Avenge Grinaker-LTA has been twiddling its thumbs waiting for the government to stop sitting on its hands. CEO Roger Jardine has a few choice words to say about the future significance of government infrastructure spend and corruption in the sector too.
“South Africa is on the verge of one of the most significant infrastructure rollouts in our country’s history. A growing economy needs a strong and vibrant infrastructure and engineering sector. It is important that the procurement process around infrastructure projects be handled with integrity and transparency. Public money matched with private sector capacity can deliver an ambitious vision to grow our economy, create jobs and develop our people. For us to deliver sustainable value for all South Africans, each and every stakeholder needs to clean up all elements of the industry and its relationship with its government and private sector clients.” Announced Aveng Grinaker LTA CEO Roger Jardine on the company website recently.

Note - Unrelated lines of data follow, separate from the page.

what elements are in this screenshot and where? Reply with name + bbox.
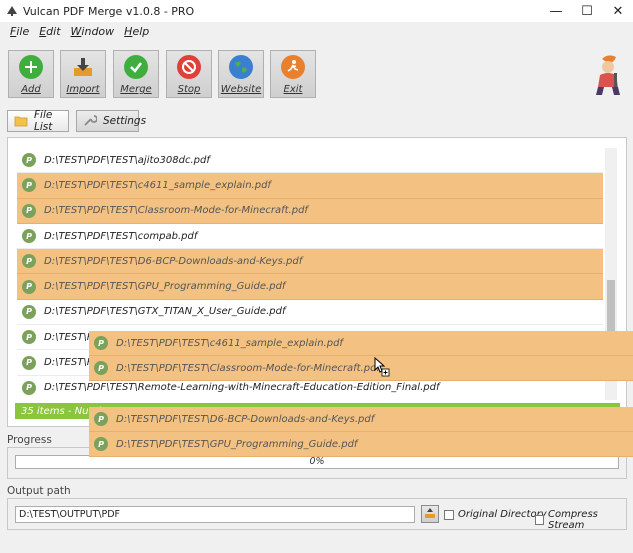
progress-bar: 0% [15,455,619,469]
drag-ghost-row: P D:\TEST\PDF\TEST\D6-BCP-Downloads-and-K… [89,407,633,432]
pdf-file-icon: P [22,229,36,244]
pdf-file-icon: P [22,279,36,294]
file-row[interactable]: P D:\TEST\PDF\TEST\c4611_sample_explain.p… [17,173,603,199]
drag-ghost-row: P D:\TEST\PDF\TEST\GPU_Programming_Guide.… [89,432,633,457]
stop-button[interactable]: Stop [166,50,212,98]
pdf-file-icon: P [22,178,36,193]
browse-output-button[interactable] [421,505,439,523]
pdf-file-icon: P [94,336,108,350]
title-bar: Vulcan PDF Merge v1.0.8 - PRO — ☐ ✕ [0,0,633,22]
compress-stream-checkbox[interactable]: Compress Stream [535,509,626,531]
app-icon [4,3,20,19]
menu-bar: File Edit Window Help [0,22,633,40]
maximize-button[interactable]: ☐ [572,0,602,22]
window-title: Vulcan PDF Merge v1.0.8 - PRO [23,4,195,18]
menu-help[interactable]: Help [124,25,149,38]
drag-file-path: D:\TEST\PDF\TEST\c4611_sample_explain.pd… [116,337,343,349]
pdf-file-icon: P [22,153,36,168]
website-button[interactable]: Website [218,50,264,98]
file-path: D:\TEST\PDF\TEST\Remote-Learning-with-Mi… [44,382,440,394]
compress-stream-label: Compress Stream [547,509,598,531]
file-path: D:\TEST\PDF\TEST\ajito308dc.pdf [44,154,210,166]
tab-file-list[interactable]: File List [7,109,69,133]
menu-file[interactable]: File [10,25,29,38]
pdf-file-icon: P [22,254,36,269]
pdf-file-icon: P [22,380,36,395]
file-row[interactable]: P D:\TEST\PDF\TEST\GPU_Programming_Guide.… [17,274,603,300]
pdf-file-icon: P [22,330,36,345]
drag-ghost-row: P D:\TEST\PDF\TEST\Classroom-Mode-for-Min… [89,356,633,381]
tab-file-list-label: File List [34,109,53,133]
mascot-logo [588,53,630,97]
progress-text: 0% [309,456,325,467]
menu-window[interactable]: Window [71,25,115,38]
file-row[interactable]: P D:\TEST\PDF\TEST\GTX_TITAN_X_User_Guide… [17,300,603,326]
pdf-file-icon: P [94,437,108,451]
exit-icon [281,55,305,79]
check-icon [124,55,148,79]
file-row[interactable]: P D:\TEST\PDF\TEST\ajito308dc.pdf [17,148,603,174]
drag-file-path: D:\TEST\PDF\TEST\GPU_Programming_Guide.p… [116,438,358,450]
pdf-file-icon: P [22,304,36,319]
output-group: D:\TEST\OUTPUT\PDF Original Directory Co… [7,498,627,531]
file-row[interactable]: P D:\TEST\PDF\TEST\D6-BCP-Downloads-and-K… [17,249,603,275]
checkbox-box[interactable] [444,509,454,520]
stop-icon [177,55,201,79]
original-directory-checkbox[interactable]: Original Directory [444,509,547,520]
website-button-label: Website [220,84,262,95]
tab-settings-label: Settings [103,115,147,127]
add-button[interactable]: Add [8,50,54,98]
tab-settings[interactable]: Settings [76,110,146,132]
file-row[interactable]: P D:\TEST\PDF\TEST\Classroom-Mode-for-Min… [17,198,603,224]
file-path: D:\TEST\PDF\TEST\D6-BCP-Downloads-and-Ke… [44,255,303,267]
tab-bar: File List Settings [0,108,633,136]
drag-copy-cursor-icon [374,356,390,377]
wrench-icon [83,115,98,127]
exit-button-label: Exit [283,84,303,95]
output-path-input[interactable]: D:\TEST\OUTPUT\PDF [15,506,415,523]
import-icon [71,55,95,79]
merge-button-label: Merge [120,84,152,95]
scrollbar-thumb[interactable] [607,280,615,332]
original-directory-label: Original Directory [458,509,547,520]
merge-button[interactable]: Merge [113,50,159,98]
file-row[interactable]: P D:\TEST\PDF\TEST\compab.pdf [17,224,603,250]
minimize-button[interactable]: — [541,0,571,22]
file-path: D:\TEST\PDF\TEST\c4611_sample_explain.pd… [44,179,271,191]
file-path: D:\TEST\PDF\TEST\GTX_TITAN_X_User_Guide.… [44,306,286,318]
pdf-file-icon: P [22,203,36,218]
file-path: D:\TEST\PDF\TEST\Classroom-Mode-for-Mine… [44,205,308,217]
file-path: D:\TEST\PDF\TEST\GPU_Programming_Guide.p… [44,281,286,293]
drag-ghost-row: P D:\TEST\PDF\TEST\c4611_sample_explain.p… [89,331,633,356]
exit-button[interactable]: Exit [270,50,316,98]
drag-file-path: D:\TEST\PDF\TEST\D6-BCP-Downloads-and-Ke… [116,413,375,425]
plus-icon [19,55,43,79]
progress-label: Progress [7,434,52,446]
pdf-file-icon: P [22,355,36,370]
file-path: D:\TEST\PDF\TEST\compab.pdf [44,230,198,242]
toolbar: Add Import Merge Stop Website Exit [0,42,633,102]
pdf-file-icon: P [94,412,108,426]
add-button-label: Add [21,84,41,95]
menu-edit[interactable]: Edit [39,25,60,38]
drag-file-path: D:\TEST\PDF\TEST\Classroom-Mode-for-Mine… [116,362,380,374]
close-button[interactable]: ✕ [603,0,633,22]
import-button[interactable]: Import [60,50,106,98]
globe-icon [229,55,253,79]
stop-button-label: Stop [177,84,201,95]
import-button-label: Import [66,84,100,95]
pdf-file-icon: P [94,361,108,375]
folder-icon [14,115,28,127]
file-list-panel: P D:\TEST\PDF\TEST\ajito308dc.pdf P D:\TES… [7,137,627,427]
checkbox-box[interactable] [535,515,544,525]
output-path-label: Output path [7,485,71,497]
browse-icon [424,507,436,522]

This comes as South African construction companies wait with baited breath for government to get a move on with its many promised infrastructure projects. The announcement by Jardine is not an exaggeration as time immemorial has seen how government infrastructure projects in history have either been stunning swan dives providing jobs and attending to a country’s failing infrastructure or disappointing belly-flops of red tape, white elephants and corruption. We could be faced with one or the other. Hopefully not the latter, especially in the light of possible investigations by the Hawks and the National Prosecuting Authority into allegations of fraud and corruption in the construction industry.
Since 2008 the South African government’s public infrastructure spend has decreased significantly. Despite ambitious plans announced by government in the 2012 National Budget totalling R844.5 billion, the construction sector has not seen this impact on the order book and only expect this to impact results in the next 18-24 months
Aveng Grinaker-LTA is active in the commercial, industrial and retail sector and has an extensive track record of successful contracts in all types of buildings. The Group’s capabilities encompass design, engineering, material selection, procurement and construction. Though last year the firm announced that while most of Aveng Grinaker-LTA business units delivered improved results, a number of problem contracts in Australia and South Africa, combined with the continued challenging construction market in South Africa, negatively impacted the headlines earnings which are down by 58%. .

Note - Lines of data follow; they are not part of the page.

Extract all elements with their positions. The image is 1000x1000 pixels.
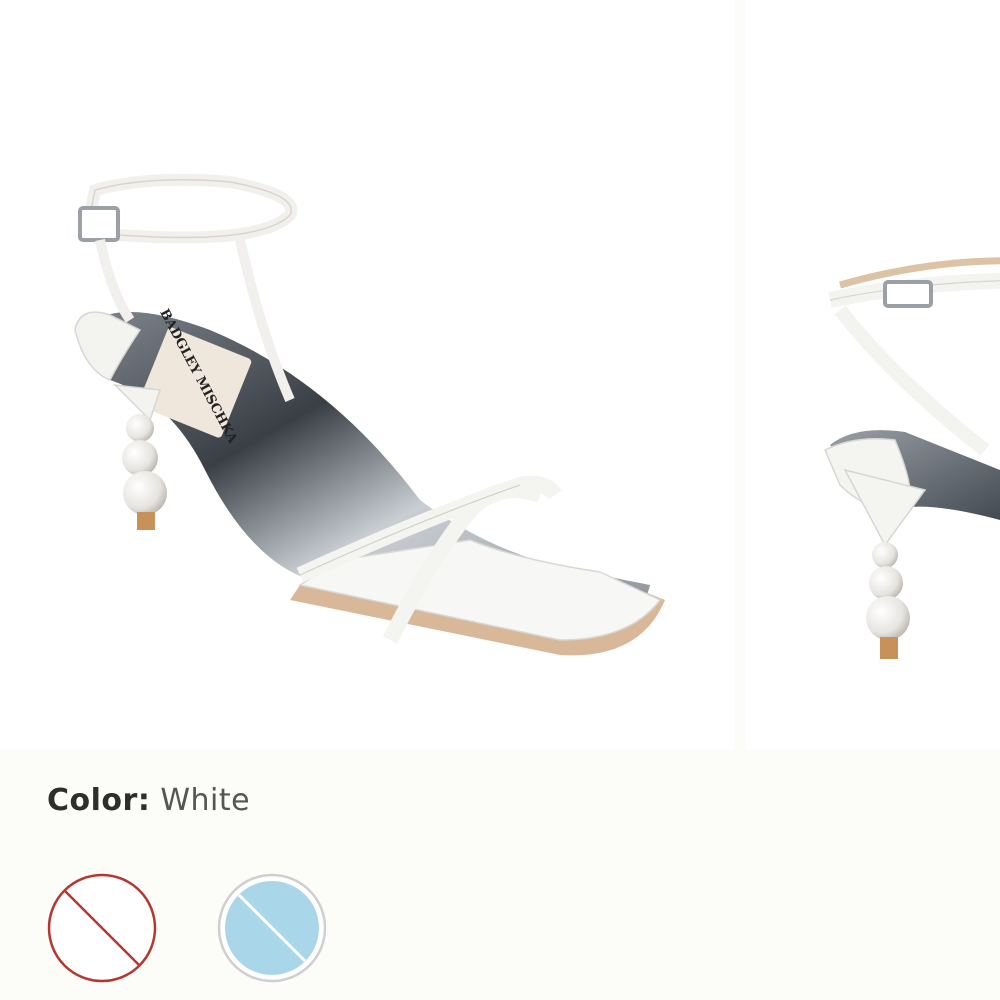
product-image-carousel[interactable]: BADGLEY MISCHKA: [0, 0, 1000, 750]
sandal-back-image: [824, 257, 1000, 659]
product-image-main[interactable]: BADGLEY MISCHKA: [0, 0, 735, 750]
color-selection-label: Color: White: [47, 783, 250, 818]
unavailable-swatch-icon: [217, 873, 327, 983]
unavailable-swatch-icon: [47, 873, 157, 983]
swatch-white[interactable]: [47, 873, 157, 983]
color-swatch-list: [47, 873, 347, 985]
buckle-icon: [883, 280, 933, 308]
buckle-icon: [78, 206, 120, 242]
product-page: BADGLEY MISCHKA Color: White: [0, 0, 1000, 1000]
selected-color-value: White: [160, 783, 251, 818]
sandal-front-image: BADGLEY MISCHKA: [74, 173, 665, 656]
swatch-light-blue[interactable]: [217, 873, 327, 983]
product-image-secondary[interactable]: [745, 0, 1000, 750]
color-label: Color:: [47, 783, 151, 818]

In Roger Jardine’s press release he said: “We have a big thorn in the side of our economy. Collusive and anticompetitive behaviour, which appears to have been entrenched in the construction and other sectors of the South African economy, has left our country with a disgraceful economic and ethical legacy that must be rooted out as a matter of urgency. We need not only the right skills but also the right ethics and values if South Africa is to thrive and jobs are to be created. It is not only the responsibility of elected politicians to foster trust and integrity in our society. The private sector has a vital role to play. This goes to the heart of the society that we want to build.”
It’s clear that Jardine is taking the allegations very seriously and steps have been taken within the firm to create transparency even including anonymous hotlines for whistle-blowers. In its SENS announcement on the Aveng website the firm advised the market that a provision had been raised for a potential penalty by the Competition authorities.
It’s clear that Aveng Grinaker-LTA are not taking the corruption in the sector allegations lying down, but it’s also evident from Jardine’s statements that he is neither unaware nor doubting the truth of those allegations. South Africa’s construction industry is going to have to wash its own hands before putting them to work.